A unica commemoração condigna do centenario da Independencia nacional é a celebração de um Congresso de Educação, é a instalalação de milhares de escolas no Brasil inteiro, é a fundação de um Ministério Nacional de Educação, é a organização de milhares de cursos nocturnos para adultos, é creação de bibliothecas ás centenas ou milhares em todos os recantos do Brasil, é a instituição por toda parte de escolas profissionaes ou technicas. (SERVA, jun./jul. 1921, p. 2).

Em tal perspectiva, quaisquer outras formas de comemoração serviriam, apenas, para provar a falta de consciência da nação brasileira. Que sentidos teriam os festejos para a população de iletrados, pobres, doentes e inconscientes? O momento devia, sim, ser celebrado com congressos científicos, com o estabelecimento de uma programação nacional de reconstrução social, de construção de instituições novas. Se não havia recursos para assegurar o acesso à escola de todas as crianças, de igual modo não devia haver recursos para festas.

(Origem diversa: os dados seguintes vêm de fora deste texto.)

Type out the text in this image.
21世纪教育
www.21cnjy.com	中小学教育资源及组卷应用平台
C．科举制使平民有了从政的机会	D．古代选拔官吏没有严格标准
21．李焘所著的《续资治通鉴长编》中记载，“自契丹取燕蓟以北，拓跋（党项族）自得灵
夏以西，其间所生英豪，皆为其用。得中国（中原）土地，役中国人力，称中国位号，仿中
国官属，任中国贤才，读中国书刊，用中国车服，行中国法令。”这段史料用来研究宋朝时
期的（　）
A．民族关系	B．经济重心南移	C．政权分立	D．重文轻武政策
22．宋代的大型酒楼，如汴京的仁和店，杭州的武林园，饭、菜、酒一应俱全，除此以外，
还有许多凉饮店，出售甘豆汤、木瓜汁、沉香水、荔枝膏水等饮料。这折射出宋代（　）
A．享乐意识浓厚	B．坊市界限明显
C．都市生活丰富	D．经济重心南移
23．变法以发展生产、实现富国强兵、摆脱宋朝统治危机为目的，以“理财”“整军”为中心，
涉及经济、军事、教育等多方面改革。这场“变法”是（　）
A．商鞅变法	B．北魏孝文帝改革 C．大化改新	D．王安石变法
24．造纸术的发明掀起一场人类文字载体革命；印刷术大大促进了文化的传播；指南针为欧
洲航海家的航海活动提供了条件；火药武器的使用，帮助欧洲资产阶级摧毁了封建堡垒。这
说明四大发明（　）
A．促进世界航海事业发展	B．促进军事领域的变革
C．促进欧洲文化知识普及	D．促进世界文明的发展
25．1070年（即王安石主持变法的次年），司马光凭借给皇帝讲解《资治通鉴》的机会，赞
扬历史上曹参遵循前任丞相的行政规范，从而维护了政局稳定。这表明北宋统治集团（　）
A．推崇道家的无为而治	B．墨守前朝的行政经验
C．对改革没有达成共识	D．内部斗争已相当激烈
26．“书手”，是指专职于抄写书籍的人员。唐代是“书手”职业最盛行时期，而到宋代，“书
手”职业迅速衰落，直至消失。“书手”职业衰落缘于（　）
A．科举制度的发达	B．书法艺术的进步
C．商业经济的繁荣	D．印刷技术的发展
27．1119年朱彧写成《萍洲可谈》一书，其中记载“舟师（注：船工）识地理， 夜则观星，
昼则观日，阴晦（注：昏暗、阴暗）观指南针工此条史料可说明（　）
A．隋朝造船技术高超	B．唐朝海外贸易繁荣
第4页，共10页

O debate do momento dizia respeito à federalização. Para este estudo, a federalização emerge da própria concepção associativa, não obstante as muitas possibilidades interpretativas. Em uma perspectiva teórica fundada na realidade, a federação representa o princípio máximo da constitucionalidade O Governo Federal tem um poder limitado, indispensável à garantia da unificação política e econômica. Esse poder é descentralizado, porque voltado para autonomia das comunidades, onde a vida concreta se realiza. É nas instituições regionais e locais que as preocupações reais dos seres humanos se expressam. A sociedade civil representa a federação porque integra uma unidade maior, baseada em preocupações militares e econômicas, e uma comunidade territorial diferenciada por certos costumes, tradições, língua etc., com poder para sustentar governos independentes. As sociedades federais desenvolvem-se a partir da solidariedade grupal entre coletividades locais. Foi esse modelo de federalismo que permitiu a fundação do estado democrático americano;

um modelo de estado capaz de limitar a soberania absoluta dos estados, de garantir a liberdade e igualdade (TOCQUEVILLE, 1987).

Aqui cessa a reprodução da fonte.